MOUNT MORRIS — The upcoming soil health field day on Aug. 29, ‘Cover Crop Mixes and Interseeder Demonstrations,’ will share practical, field-tested demonstrations of advanced soil regenerative practices targeted to dairy, field and specialty crop farmers.
Come learn from producer John Macauley and his evaluation of four cover crop mixtures: 1-way, 3-way, 5-way, 11-way and a check plot using winter hardy and/or winter-killed species. There will also be a live demonstration of a cover crop interseeder planting into corn. A complimentary lunch will be provided at noon.
Participants can expect to learn:
How implementing soil regenerative practices can increase farm profitability from real-life case studies from local crop and vegetable farms.

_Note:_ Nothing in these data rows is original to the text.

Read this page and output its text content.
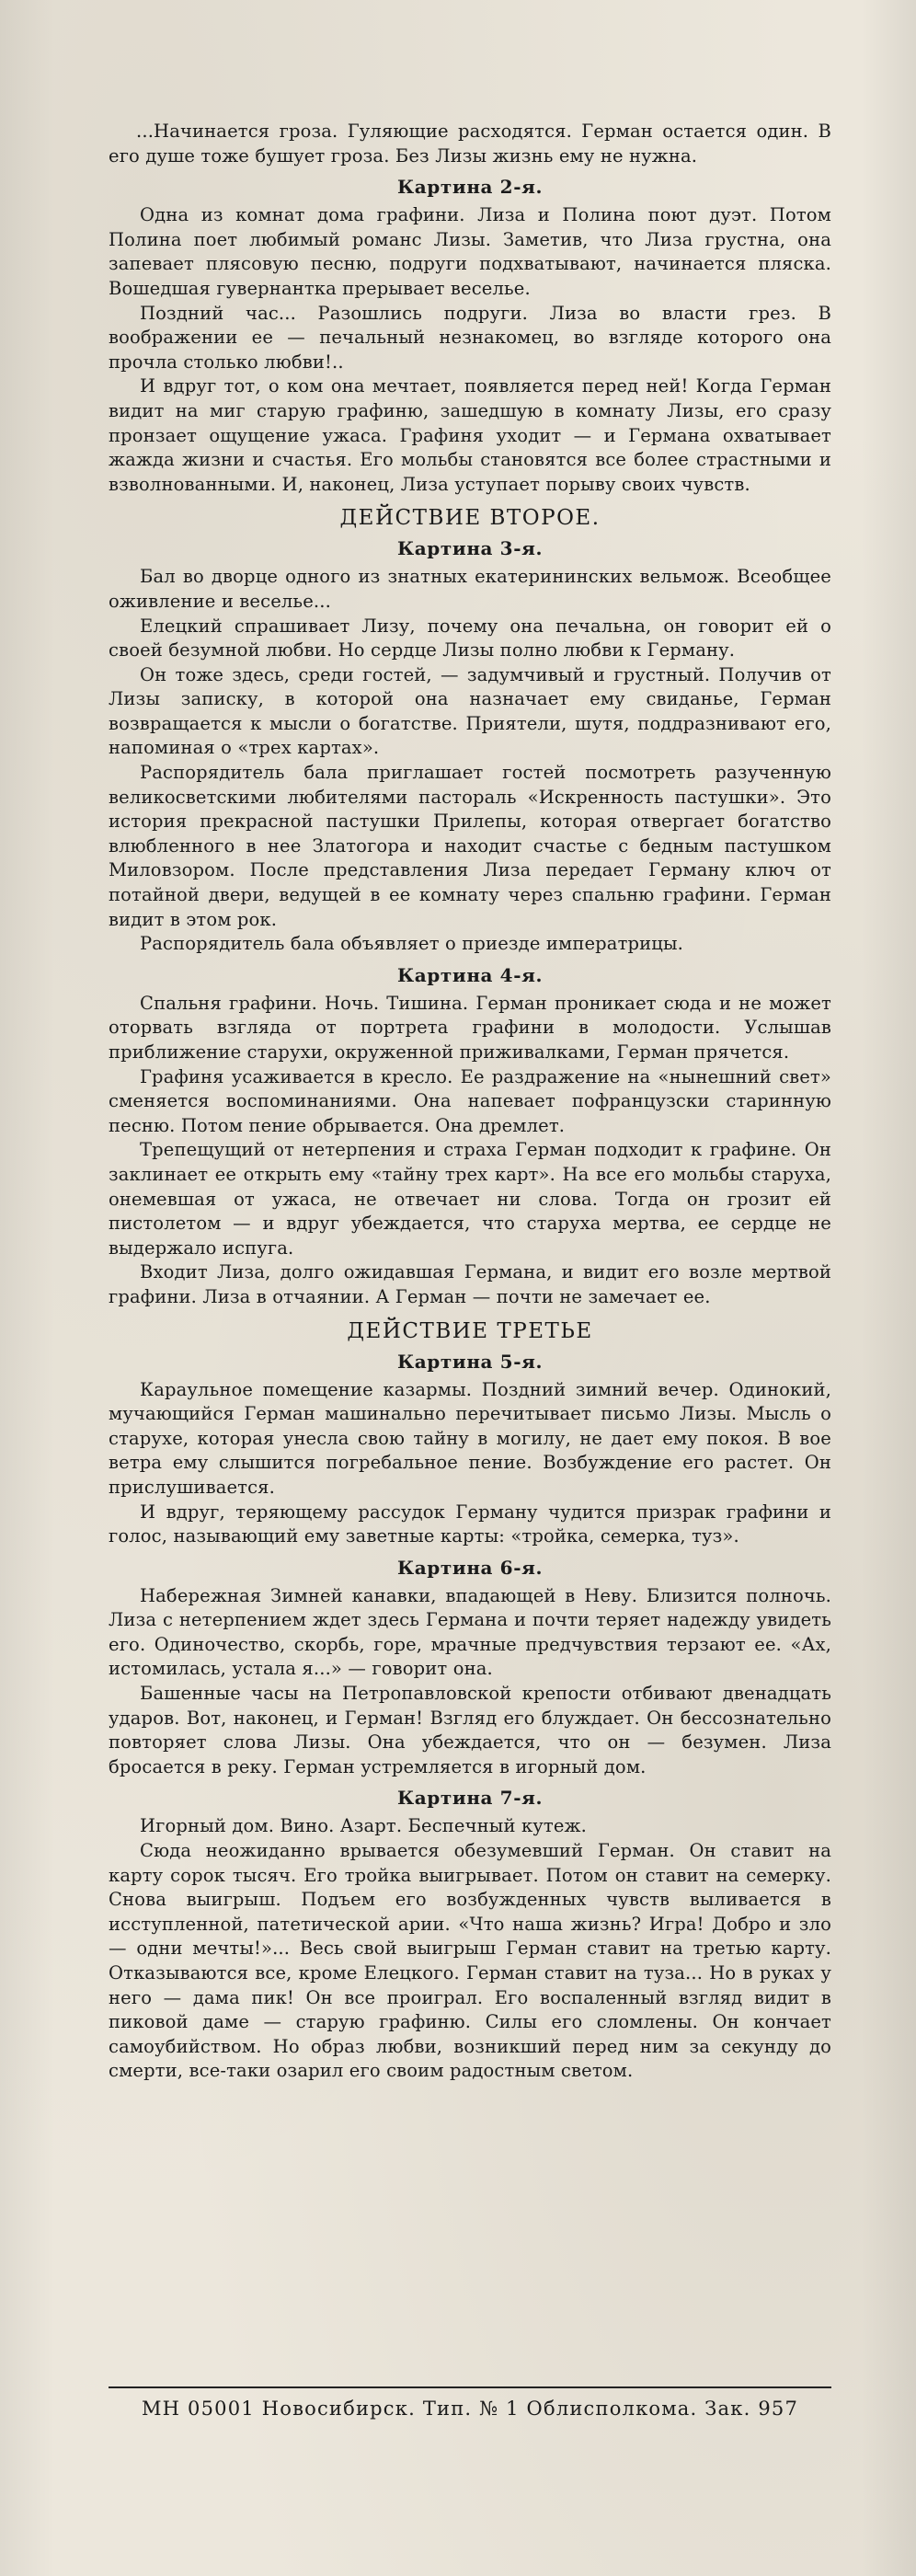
...Начинается гроза. Гуляющие расходятся. Герман остается один. В его душе тоже бушует гроза. Без Лизы жизнь ему не нужна.

Картина 2-я.

Одна из комнат дома графини. Лиза и Полина поют дуэт. Потом Полина поет любимый романс Лизы. Заметив, что Лиза грустна, она запевает плясовую песню, подруги подхватывают, начинается пляска. Вошедшая гувернантка прерывает веселье.

Поздний час... Разошлись подруги. Лиза во власти грез. В воображении ее — печальный незнакомец, во взгляде которого она прочла столько любви!..

И вдруг тот, о ком она мечтает, появляется перед ней! Когда Герман видит на миг старую графиню, зашедшую в комнату Лизы, его сразу пронзает ощущение ужаса. Графиня уходит — и Германа охватывает жажда жизни и счастья. Его мольбы становятся все более страстными и взволнованными. И, наконец, Лиза уступает порыву своих чувств.

ДЕЙСТВИЕ ВТОРОЕ.
Картина 3-я.

Бал во дворце одного из знатных екатерининских вельмож. Всеобщее оживление и веселье...

Елецкий спрашивает Лизу, почему она печальна, он говорит ей о своей безумной любви. Но сердце Лизы полно любви к Герману.

Он тоже здесь, среди гостей, — задумчивый и грустный. Получив от Лизы записку, в которой она назначает ему свиданье, Герман возвращается к мысли о богатстве. Приятели, шутя, поддразнивают его, напоминая о «трех картах».

Распорядитель бала приглашает гостей посмотреть разученную великосветскими любителями пастораль «Искренность пастушки». Это история прекрасной пастушки Прилепы, которая отвергает богатство влюбленного в нее Златогора и находит счастье с бедным пастушком Миловзором. После представления Лиза передает Герману ключ от потайной двери, ведущей в ее комнату через спальню графини. Герман видит в этом рок.

Распорядитель бала объявляет о приезде императрицы.

Картина 4-я.

Спальня графини. Ночь. Тишина. Герман проникает сюда и не может оторвать взгляда от портрета графини в молодости. Услышав приближение старухи, окруженной приживалками, Герман прячется.

Графиня усаживается в кресло. Ее раздражение на «нынешний свет» сменяется воспоминаниями. Она напевает пофранцузски старинную песню. Потом пение обрывается. Она дремлет.

Трепещущий от нетерпения и страха Герман подходит к графине. Он заклинает ее открыть ему «тайну трех карт». На все его мольбы старуха, онемевшая от ужаса, не отвечает ни слова. Тогда он грозит ей пистолетом — и вдруг убеждается, что старуха мертва, ее сердце не выдержало испуга.

Входит Лиза, долго ожидавшая Германа, и видит его возле мертвой графини. Лиза в отчаянии. А Герман — почти не замечает ее.

ДЕЙСТВИЕ ТРЕТЬЕ
Картина 5-я.

Караульное помещение казармы. Поздний зимний вечер. Одинокий, мучающийся Герман машинально перечитывает письмо Лизы. Мысль о старухе, которая унесла свою тайну в могилу, не дает ему покоя. В вое ветра ему слышится погребальное пение. Возбуждение его растет. Он прислушивается.

И вдруг, теряющему рассудок Герману чудится призрак графини и голос, называющий ему заветные карты: «тройка, семерка, туз».

Картина 6-я.

Набережная Зимней канавки, впадающей в Неву. Близится полночь. Лиза с нетерпением ждет здесь Германа и почти теряет надежду увидеть его. Одиночество, скорбь, горе, мрачные предчувствия терзают ее. «Ах, истомилась, устала я...» — говорит она.

Башенные часы на Петропавловской крепости отбивают двенадцать ударов. Вот, наконец, и Герман! Взгляд его блуждает. Он бессознательно повторяет слова Лизы. Она убеждается, что он — безумен. Лиза бросается в реку. Герман устремляется в игорный дом.

Картина 7-я.

Игорный дом. Вино. Азарт. Беспечный кутеж.

Сюда неожиданно врывается обезумевший Герман. Он ставит на карту сорок тысяч. Его тройка выигрывает. Потом он ставит на семерку. Снова выигрыш. Подъем его возбужденных чувств выливается в исступленной, патетической арии. «Что наша жизнь? Игра! Добро и зло — одни мечты!»... Весь свой выигрыш Герман ставит на третью карту. Отказываются все, кроме Елецкого. Герман ставит на туза... Но в руках у него — дама пик! Он все проиграл. Его воспаленный взгляд видит в пиковой даме — старую графиню. Силы его сломлены. Он кончает самоубийством. Но образ любви, возникший перед ним за секунду до смерти, все-таки озарил его своим радостным светом.

МН 05001 Новосибирск. Тип. № 1 Облисполкома. Зак. 957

How the host farmer is evaluating optimal cover crop seed mixtures to minimize cost while maximizing beneficial impacts to soil health and farm productivity in Livingston County.
How to participate in the Genesee River Coalition of Soil and Water Conservation Districts’ Interseeder Program and see a demonstration of the interseeder planting into corn.
How farmers and farmland owners can work together to improve conservation on rented lands.
The event runs from 10 a.m. to 2 p.m. at the John Macauley Farm, 5815 Swan Hill Road, Mount Morris, NY 14510.
Register by Aug. 25. Farmers, Farmland Owners, Conservation Agency Personnel, Ag Consultants and other interested people in western New York can register at https://farmland.salsalabs.org/soilhealthfieldday/index.html or contact Aaron Ristow at American Farmland Trust, firstname.lastname@example.org, 607-745-7165. There is no cost to attend and lunch and education materials will be provided.
This field day is part of the “Landowners and Farmers Working Together for Clean Water in the Great Lakes” project, a collaboration between American Farmland Trust, Cornell Cooperative Extension Northwest New York Dairy Livestock and Field Crops team, the Genesee River Watershed Coalition of Soil and Water Conservation Districts, IPM Institute and Utah State University funded by the Great Lakes Protection Fund.
A 2017 survey of 180 New York farmers found the majority are aware of the many benefits cover crops offer including less erosion and increased weather resilience. The survey also revealed many barriers to cover crop adoption including seed, termination and equipment costs and implementing conservation practices on rented land. This field day will address these barriers with the goal of to significantly expanding cover crop adoption in commodity crop production and capturing soil regenerative benefits.